I also grew up in the South, and my experience was also definitely a lot more limited and "both sides" coded than what I've heard from others I know who grew up in the north. Very much driven by the lost cause myth.
Slavery was billed as an unfortunate consequence of the South, lumped in with other "it was a different time" hand-waves of historical atrocities. The North was still sorta branded as the "good guys," but in a way that implied the Civil War was still necessary for the North to realize its "neglect" of Southern issues. And Southern leaders (still enslavers all, but again, "different time") were upheld as heroes who did the right thing by nobly fighting for their homes after the (again regrettable but still necessary) acts of secession.
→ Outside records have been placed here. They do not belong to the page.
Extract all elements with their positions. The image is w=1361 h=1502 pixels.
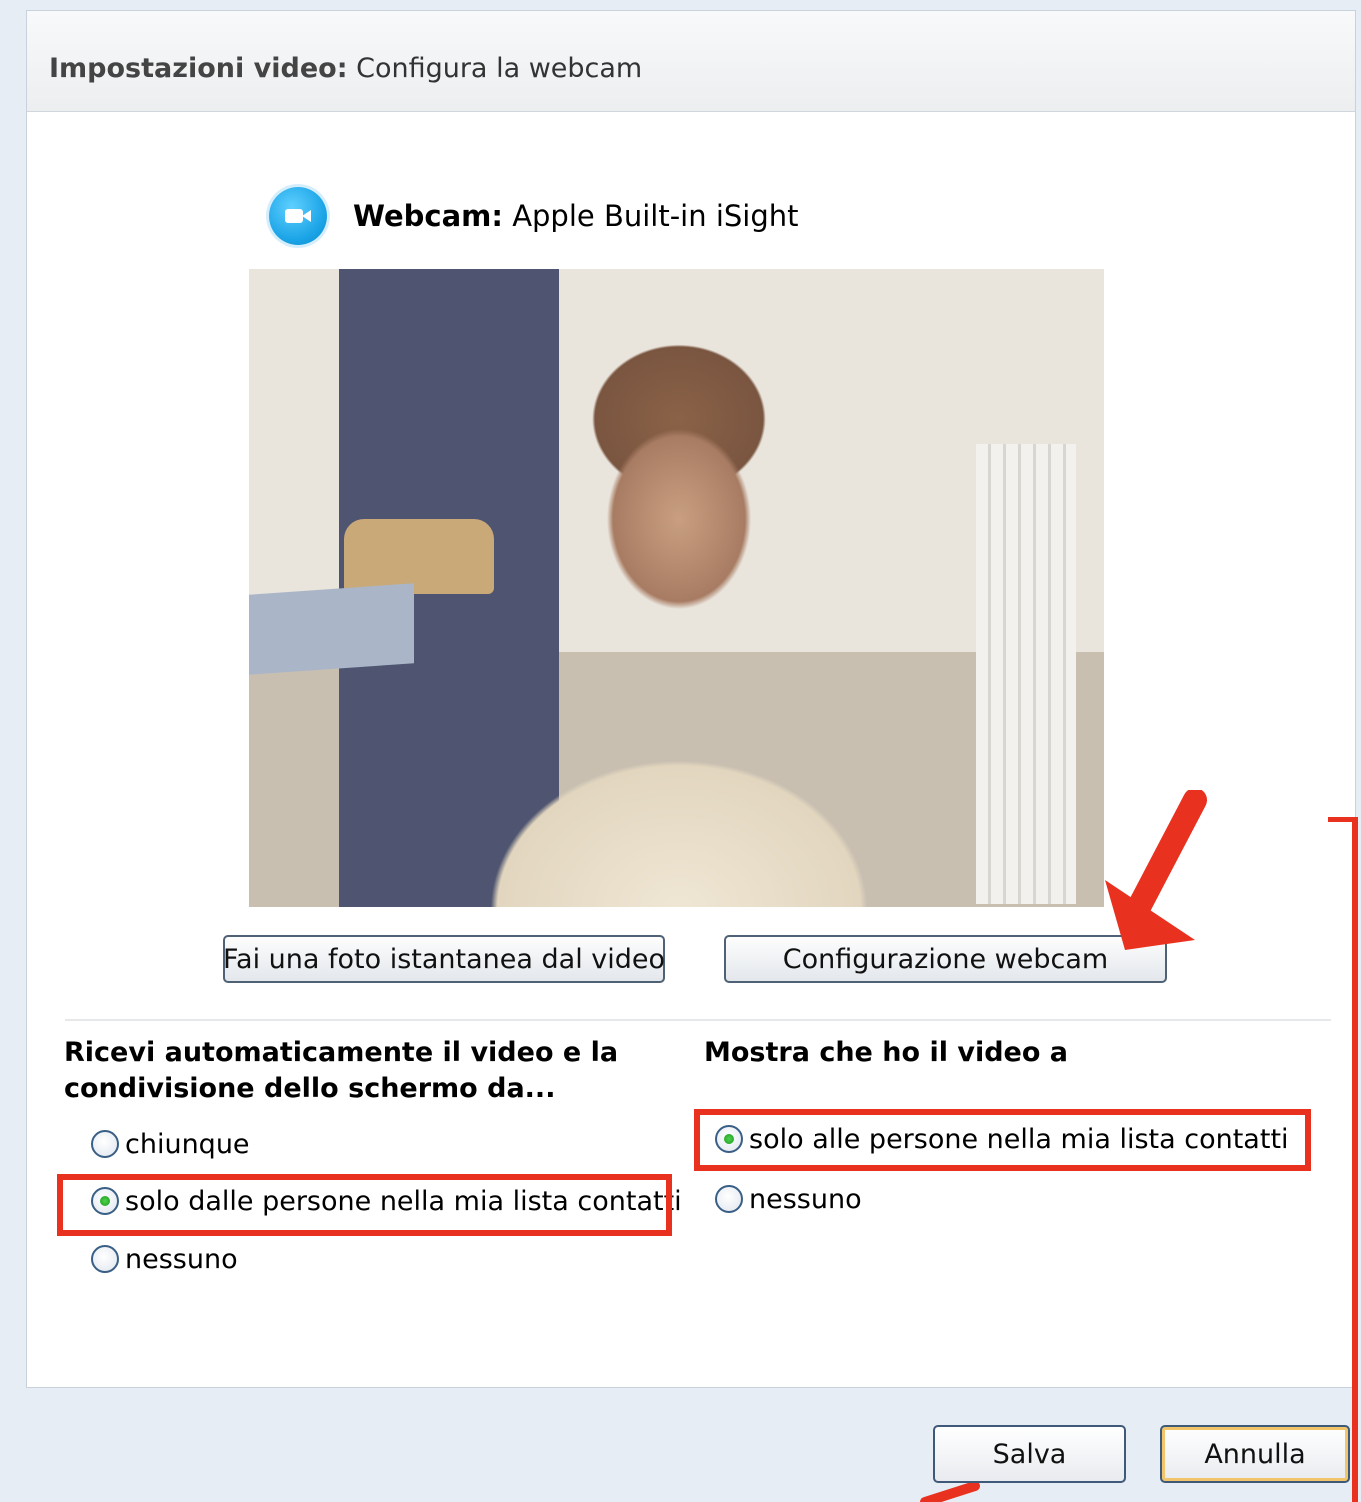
cancel-button[interactable]: Annulla: [1160, 1425, 1350, 1483]
webcam-device-name: Apple Built-in iSight: [512, 199, 799, 233]
receive-option-none[interactable]: nessuno: [91, 1239, 238, 1279]
radio-label: nessuno: [125, 1243, 238, 1275]
radio-label: chiunque: [125, 1128, 250, 1160]
radio-icon: [91, 1130, 119, 1158]
webcam-label: Webcam: Apple Built-in iSight: [353, 199, 799, 233]
show-section-title: Mostra che ho il video a: [704, 1037, 1069, 1068]
annotation-line: [1352, 817, 1358, 1502]
arrow-annotation-bottom: [920, 1481, 980, 1502]
highlight-show-contacts: [694, 1109, 1311, 1171]
radio-icon: [715, 1185, 743, 1213]
save-button[interactable]: Salva: [933, 1425, 1126, 1483]
radio-label: nessuno: [749, 1183, 862, 1215]
snapshot-button[interactable]: Fai una foto istantanea dal video: [223, 935, 665, 983]
page-title: Impostazioni video: Configura la webcam: [49, 53, 642, 84]
highlight-receive-contacts: [57, 1174, 672, 1236]
receive-option-anyone[interactable]: chiunque: [91, 1124, 250, 1164]
panel-header: Impostazioni video: Configura la webcam: [27, 11, 1355, 112]
arrow-annotation-icon: [1105, 790, 1207, 950]
video-camera-icon: [269, 187, 327, 245]
divider: [65, 1019, 1331, 1021]
title-bold: Impostazioni video:: [49, 53, 348, 84]
receive-section-title: Ricevi automaticamente il video e la con…: [64, 1037, 619, 1104]
webcam-preview: [249, 269, 1104, 907]
radio-icon: [91, 1245, 119, 1273]
webcam-label-key: Webcam:: [353, 199, 503, 233]
title-subtitle: Configura la webcam: [356, 53, 643, 84]
show-option-none[interactable]: nessuno: [715, 1179, 862, 1219]
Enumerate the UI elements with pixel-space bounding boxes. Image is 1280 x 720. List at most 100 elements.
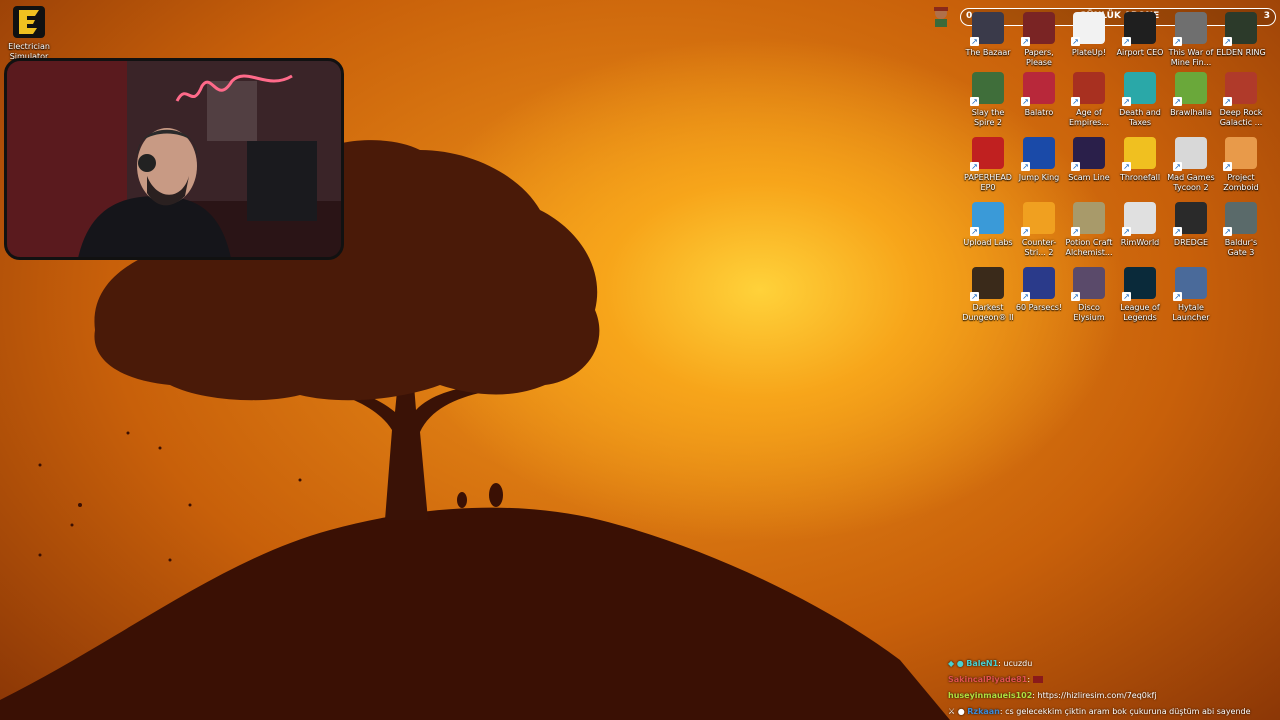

The "Union" and the Confederacy were basically framed like sports teams, with each side having pros and cons, and the Civil War was taught as a necessary reconciliation of their differences.
I also put "Union" in quotations because I learned more recently that even this type of language plays into the lost cause myth. It encourages people to think of the Union and the Confederacy as equal peers that emerged from a collapsed United States, and only by rejoining with the Union could the United States exist once again. The reality is that the United States never collapsed, and the aftermath of the Civil War was not a reunification, but the defeat of an unjust rebellion.
Defeat? The aftermath was the subversion of any attempt to hold the traitors responsible. Set everything up for the "business plot/coup", which was a successful silent coup of the federal government. This country has always been fucked.